The constraints and the magic of Jlin’s approach are visible in Joji Koyama’s video for “Carbon 7 (161).” The track is a sequence of cramped drum rolls, cymbals, and smaller metallic pips, with a voice swooping through it like a drone, never choosing a spot. Dancer Corey Scott-Gilbert stretches both the definition of choreography — at one point, he sits on a tiny rolling chair, which glides along a concrete floor as he stutter-steps — and his physical gift. When Jlin toggles some drum-machine version of a cowbell in the opening, Scott-Gilbert synchronizes his face and twists his mouth up, as if trying to flip his head, eventually lifting his body up like a broken marionette that repairs itself and starts firing off poses. (You can screencap every other second here and get gorgeously executed arrangements that seem to represent different dancers.) Jlin moves through claps, scraps of vocals, and low drums, each one the basis for a musical gesture. Scott-Gilbert responds to them all, moving through a large space that appears to be the woodshop behind a theater.
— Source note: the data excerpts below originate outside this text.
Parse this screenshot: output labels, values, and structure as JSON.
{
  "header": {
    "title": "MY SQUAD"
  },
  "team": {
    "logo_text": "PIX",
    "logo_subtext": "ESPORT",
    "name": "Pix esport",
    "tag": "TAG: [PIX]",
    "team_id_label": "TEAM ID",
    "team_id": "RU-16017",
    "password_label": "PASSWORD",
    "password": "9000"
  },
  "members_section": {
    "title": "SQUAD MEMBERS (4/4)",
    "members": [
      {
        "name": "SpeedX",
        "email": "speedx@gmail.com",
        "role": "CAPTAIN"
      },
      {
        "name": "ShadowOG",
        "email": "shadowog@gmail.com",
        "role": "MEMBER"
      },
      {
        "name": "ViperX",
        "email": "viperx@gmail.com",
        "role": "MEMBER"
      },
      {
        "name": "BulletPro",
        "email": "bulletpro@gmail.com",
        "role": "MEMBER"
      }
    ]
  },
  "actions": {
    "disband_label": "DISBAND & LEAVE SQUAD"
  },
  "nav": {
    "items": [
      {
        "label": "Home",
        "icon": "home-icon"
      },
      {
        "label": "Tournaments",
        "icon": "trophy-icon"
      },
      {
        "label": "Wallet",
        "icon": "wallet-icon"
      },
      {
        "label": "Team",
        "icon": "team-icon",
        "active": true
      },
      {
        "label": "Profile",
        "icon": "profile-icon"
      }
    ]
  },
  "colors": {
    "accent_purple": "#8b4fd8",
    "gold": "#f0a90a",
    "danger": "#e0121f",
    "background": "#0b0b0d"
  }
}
His articulation is magnificent; he can blend in bits of ballroom and ballet while expanding into gnarled frames and hunching into a beetle-back. Little of this seems like something you could do on your own, or in a club, which is not a metric if you don’t need it to be.

There are perils in the explorative mode. Brief stretches of Black Origami seem more or less like someone soloing on a drum machine, expertly, but to no particular end. Two years ago, on her debut, Dark Energy, Jlin’s sound fell somewhere between her current state of slippage and the trackable rush of footwork. The more helpful way into her current work is her live show, which foregrounds Jlin’s ability to shuffle various packets of material and twist tracks together into long, unstable threads. (She plays Brooklyn Bazaar on June 9, as part of the Northside Festival.)

But “Nyakinyua Rise” corrals the fuss, and something like an ensemble piece accretes. Voices, this time slightly lower than the others, are barking. There is a steady, dark drum keeping time in the mix, and the remaining drums rain on each other like a battle. Instead of trailing off in elegant isolation, the elements whirl and create a headwind, a circle of collaboration and competition. Here, the lack of traditional narrative means little — the energy builds up magnificently, using few familiar tricks. This is the sound of a dance crew from nowhere and everywhere, following nothing but the line of a fold in time.